Someday I should get motivated a write up a description of how I handle game entities.  My brain mostly targets very heavy data-driven models, so the first thing I ask myself is "How do these two things differs?"  and if the ask can be "the data's different", then I don't add a new abstraction (like extend a class).  So from your write-up I'd never have a ConsumableItem() which extends Item() because they only differ by data (where code is data).  Also I'm not very keen any the suggested solutions.  Why can't a NPC/monster drink the potion?  Also I strongly dislike what I consider over-usage of interfaces in Java culture.
Offline sproingie

JGO Kernel


Medals: 202



« Reply #13 - Posted 2012-02-01 17:59:18 »

Also I strongly dislike what I consider over-usage of interfaces in Java culture.

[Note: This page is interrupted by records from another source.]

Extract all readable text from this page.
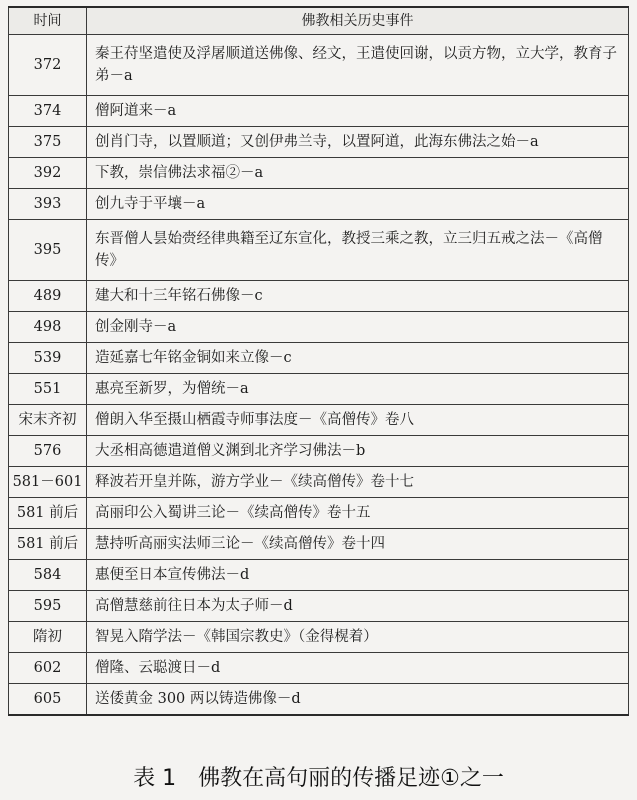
时间	佛教相关历史事件
372	秦王苻坚遣使及浮屠顺道送佛像、经文，王遣使回谢，以贡方物，立大学，教育子弟－a
374	僧阿道来－a
375	创肖门寺，以置顺道；又创伊弗兰寺，以置阿道，此海东佛法之始－a
392	下教，崇信佛法求福②－a
393	创九寺于平壤－a
395	东晋僧人昙始赍经律典籍至辽东宣化，教授三乘之教，立三归五戒之法－《高僧传》
489	建大和十三年铭石佛像－c
498	创金刚寺－a
539	造延嘉七年铭金铜如来立像－c
551	惠亮至新罗，为僧统－a
宋末齐初	僧朗入华至摄山栖霞寺师事法度－《高僧传》卷八
576	大丞相高德遣道僧义渊到北齐学习佛法－b
581－601	释波若开皇并陈，游方学业－《续高僧传》卷十七
581 前后	高丽印公入蜀讲三论－《续高僧传》卷十五
581 前后	慧持听高丽实法师三论－《续高僧传》卷十四
584	惠便至日本宣传佛法－d
595	高僧慧慈前往日本为太子师－d
隋初	智晃入隋学法－《韩国宗教史》（金得榥着）
602	僧隆、云聪渡日－d
605	送倭黄金 300 两以铸造佛像－d
表 1　佛教在高句丽的传播足迹①之一
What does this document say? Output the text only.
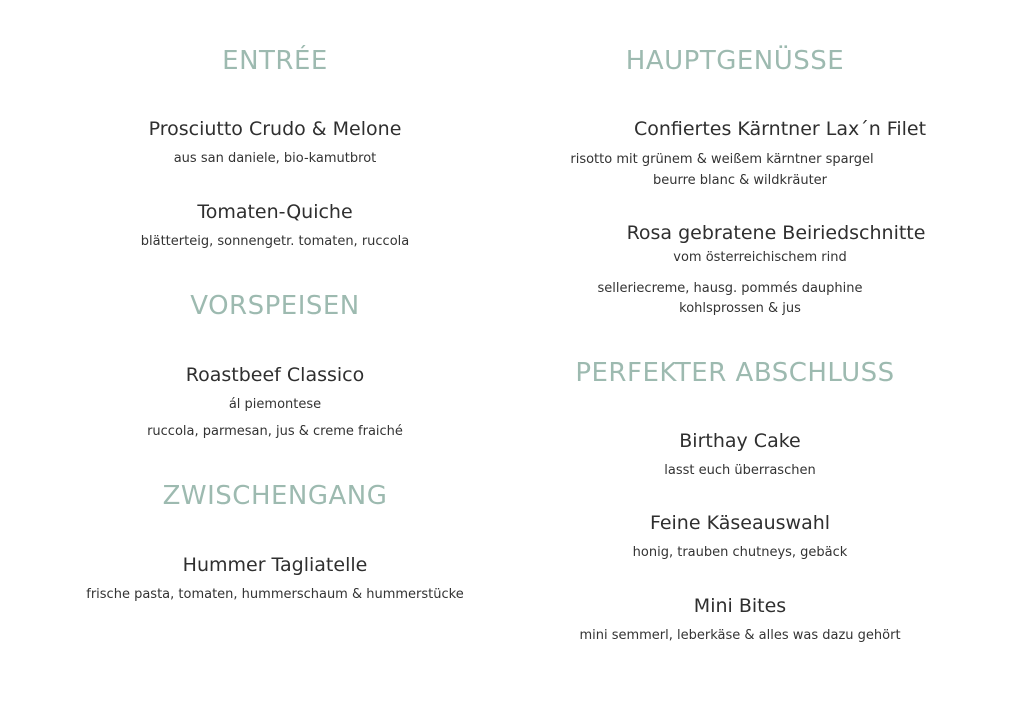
ENTRÉE
Prosciutto Crudo & Melone
aus san daniele, bio-kamutbrot
Tomaten-Quiche
blätterteig, sonnengetr. tomaten, ruccola
VORSPEISEN
Roastbeef Classico
ál piemontese
ruccola, parmesan, jus & creme fraiché
ZWISCHENGANG
Hummer Tagliatelle
frische pasta, tomaten, hummerschaum & hummerstücke
HAUPTGENÜSSE
Confiertes Kärntner Lax´n Filet
risotto mit grünem & weißem kärntner spargel
beurre blanc & wildkräuter
Rosa gebratene Beiriedschnitte
vom österreichischem rind
selleriecreme, hausg. pommés dauphine
kohlsprossen & jus
PERFEKTER ABSCHLUSS
Birthay Cake
lasst euch überraschen
Feine Käseauswahl
honig, trauben chutneys, gebäck
Mini Bites
mini semmerl, leberkäse & alles was dazu gehört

I guarantee when you work with any non-trivial codebase that you'll find under-use of interfaces to be a worse problem than overuse.  Interfaces represent types, classes are implementations of the type.  The alternative is subclassing abstract classes, and if you already had another superclass, you're out of luck. 

Offline Roquen
« Reply #14 - Posted 2012-02-02 09:36:55 »

Quote
Interfaces represent types, classes are implementations of the type.
This is exactly the design philosophy that I strongly disagree with.  Classes are types.  Interfaces are types which specify cross-cuts in a otherwise independent type hierarchy.  In my experience troubled projects fall into two rough categories.  Those that do little to no advanced design and just start banging out code willy-nilly and those that blindly follow some SW engineer design model as if it were holy writ.

Quote
The alternative is subclassing abstract classes, and if you already had another superclass, you're out of luck. 
Dealing with cross-cuts is exact reason why interfaces exist.  To flip the coin a set of concrete classes with no-explicit parent class which implement a single interface is pointless.  A wash (work wise for the programmer) and more work for the runtime.  Take that set and add more interfaces which they all implement, then both the programmer and runtime are losers.  To be anal, one isn't always "out of luck" in such situations.  There's always the option of composition..not that I'm advocating avoiding using interfaces...that's just as silly as over-usage.
Offline sproingie

JGO Kernel


Medals: 202



« Reply #15 - Posted 2012-02-02 17:04:28 »

Obviously a class also represents its own interface.  The language I used might have implied otherwise, and that wasn't intentional.  The point is that people shouldn't think of interfaces as "stripped down classes and you can have more than one", they should think of them as the primary types themselves, with the implementation details kept elsewhere.

Any design philosophy can be taken too far, but I'd rather people erred on the side of being too flexible by using the narrowest interfaces possible, rather than forcing me to subclass and hack around the parts that don't fit.
Offline zengoku

Senior Newbie




Trying hard to program well >.<


« Reply #16 - Posted 2012-02-04 03:42:24 »

Guys please, i already told this thread could be already closed.

If you want to discuss that open another thread any other place Smiley thanks

PS: Each person has each own thougths about it's own style of porgramming. Respect that.